CONTRIBUTION
Si, dans l’énoncé des arguments qui ont présidé à l’adoption de la loi sur le parrainage, tout le monde s’est accordé sur la nécessité de mettre de l’ordre dans le nombre de candidatures à la magistrature suprême, dans la mise en œuvre de cette loi, adoptée au forceps, des dessous inavoués commencent à se faire jour. J’avais déjà fait état, dans une précédente publication, de la première conséquence prévisible de la loi dans sa forme actuelle. Il s’agissait de l’autorisation, arithmétiquement légale, de plus d’une centaine de candidatures. Or, nous n’avons jamais eu au Sénégal une vingtaine de candidats à la présidentielle. O paradoxe, nous avons, après l’adoption de la loi sur le parrainage, 97 candidats à la candidature ! Bien entendu des filtres, non apparents, se chargeront de tailler, à la mesure des desiderata du commanditaire de la loi, une short-list de candidats… «acceptables»…
A cet égard, quelques questions : Le parti au pouvoir a décidé de collecter 3 000 000 (trois millions) de signatures là où on en demande au maximum 65 000 (soixante-cinq mille) aux termes de la loi. Des grosses pointures de l’Apr en font, d’ailleurs, le slogan de mobilisation de leur campagne de collecte. Autrement dit, et si l’Apr réussit son pari, 2 935 000 signatures seront rendues inutilisables par les autres candidats à la candidature. Dans la mesure où nul ne peut parrainer deux candidats à la fois ! Est-ce légal ? Est-il légal de capturer des signatures et de les rendre nulles et non avenues ? Si cela était légal, qui va vérifier l’existence physique des 2 935 000 signatures ? Car il ne suffira pas d’une annonce du parti au pouvoir pour nous en convaincre ! Qui va s’assurer qu’aucune des signatures ne fait l’objet d’un doublon chez l’un ou l’autre des 96 autres candidats ? Quelle structure de l’Etat a les moyens humains et logistiques pour vérifier toutes les listes de parrainage, les confronter une par une ? La presse pourrait-elle effectuer des reportages sur les sites qui abritent cette organisation afin que la confiance soit établie ? Nous ne sommes pas dans un domaine de secret-défense que je sache ! Par ailleurs, quelle garantie de conformité offre une signature, dans un pays à majorité analphabète ?
A ne pas répondre à certaines questions on va, de manière quasi certaine, vers des contentieux pré-électoraux inextricables.

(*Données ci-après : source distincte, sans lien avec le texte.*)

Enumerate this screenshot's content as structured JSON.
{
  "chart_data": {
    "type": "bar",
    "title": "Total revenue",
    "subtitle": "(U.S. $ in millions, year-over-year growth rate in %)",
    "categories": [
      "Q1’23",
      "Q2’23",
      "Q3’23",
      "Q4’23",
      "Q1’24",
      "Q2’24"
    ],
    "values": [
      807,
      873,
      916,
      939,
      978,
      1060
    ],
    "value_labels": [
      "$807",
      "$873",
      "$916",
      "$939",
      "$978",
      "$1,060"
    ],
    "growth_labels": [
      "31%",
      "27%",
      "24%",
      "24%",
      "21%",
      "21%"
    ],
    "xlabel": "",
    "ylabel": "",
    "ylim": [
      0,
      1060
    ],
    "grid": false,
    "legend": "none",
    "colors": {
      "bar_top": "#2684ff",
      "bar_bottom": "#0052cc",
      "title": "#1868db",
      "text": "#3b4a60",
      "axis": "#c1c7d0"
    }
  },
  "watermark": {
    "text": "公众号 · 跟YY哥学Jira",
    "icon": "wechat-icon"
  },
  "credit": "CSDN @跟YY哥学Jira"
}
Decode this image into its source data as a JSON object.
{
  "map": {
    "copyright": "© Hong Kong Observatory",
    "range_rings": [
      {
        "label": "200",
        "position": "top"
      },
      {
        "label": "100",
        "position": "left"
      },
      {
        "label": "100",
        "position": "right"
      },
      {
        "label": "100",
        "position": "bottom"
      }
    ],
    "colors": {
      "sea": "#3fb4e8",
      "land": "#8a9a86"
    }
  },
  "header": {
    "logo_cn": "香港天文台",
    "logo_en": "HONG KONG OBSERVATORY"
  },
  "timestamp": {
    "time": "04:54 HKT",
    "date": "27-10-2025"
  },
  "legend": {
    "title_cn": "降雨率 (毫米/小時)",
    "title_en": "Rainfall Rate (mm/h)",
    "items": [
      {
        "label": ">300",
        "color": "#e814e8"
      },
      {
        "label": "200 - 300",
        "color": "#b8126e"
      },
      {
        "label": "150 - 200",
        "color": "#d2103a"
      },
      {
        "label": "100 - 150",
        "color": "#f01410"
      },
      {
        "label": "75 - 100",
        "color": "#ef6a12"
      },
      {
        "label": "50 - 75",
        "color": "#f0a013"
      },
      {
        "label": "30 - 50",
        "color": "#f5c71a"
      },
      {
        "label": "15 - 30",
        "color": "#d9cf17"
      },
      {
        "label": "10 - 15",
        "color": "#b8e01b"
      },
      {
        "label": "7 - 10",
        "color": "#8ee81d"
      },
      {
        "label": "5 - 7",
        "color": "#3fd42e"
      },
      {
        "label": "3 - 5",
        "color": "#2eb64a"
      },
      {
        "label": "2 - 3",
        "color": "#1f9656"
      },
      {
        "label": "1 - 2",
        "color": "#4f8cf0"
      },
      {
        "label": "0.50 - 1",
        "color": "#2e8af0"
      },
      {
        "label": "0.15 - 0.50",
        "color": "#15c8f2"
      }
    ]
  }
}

Est-ce le but de la manœuvre ? A qui profiterait la confusion ? En fait, tout cela dénote d’un manque de culture démocratique des tenants du pouvoir et pis, d’un manque de générosité. Purement et simplement. Car, il faut de la générosité et de la bienveillance pour animer les institutions dans le sens de l’intérêt général. En vérité, les institutions sont toujours à l’image des hommes et des femmes qui leur donnent corps et vie. Or, force est de constater que, depuis le début du septennat en cours, les lois de la République ont été outrageusement utilisées pour réprimer et embastiller. Les lois et les hommes de lois ont, trop souvent, contribué à renforcer «l’autorité» du moment au détriment de l’équité républicaine. Les images d’anciens Premiers ministres, d’anciens ministres, de parlementaires en fonction, malmenés et embarqués sans ménagement, ont envahi nos médias. Ces images, a contrario, contribuent à la désacralisation de l’Etat par l’humiliation de ceux qui ont incarné son autorité. Les atours de la puissance publique perdent ainsi de leur aura, et de l’indispensable mystère qui en assure la crainte. C’est un danger pour tous à terme.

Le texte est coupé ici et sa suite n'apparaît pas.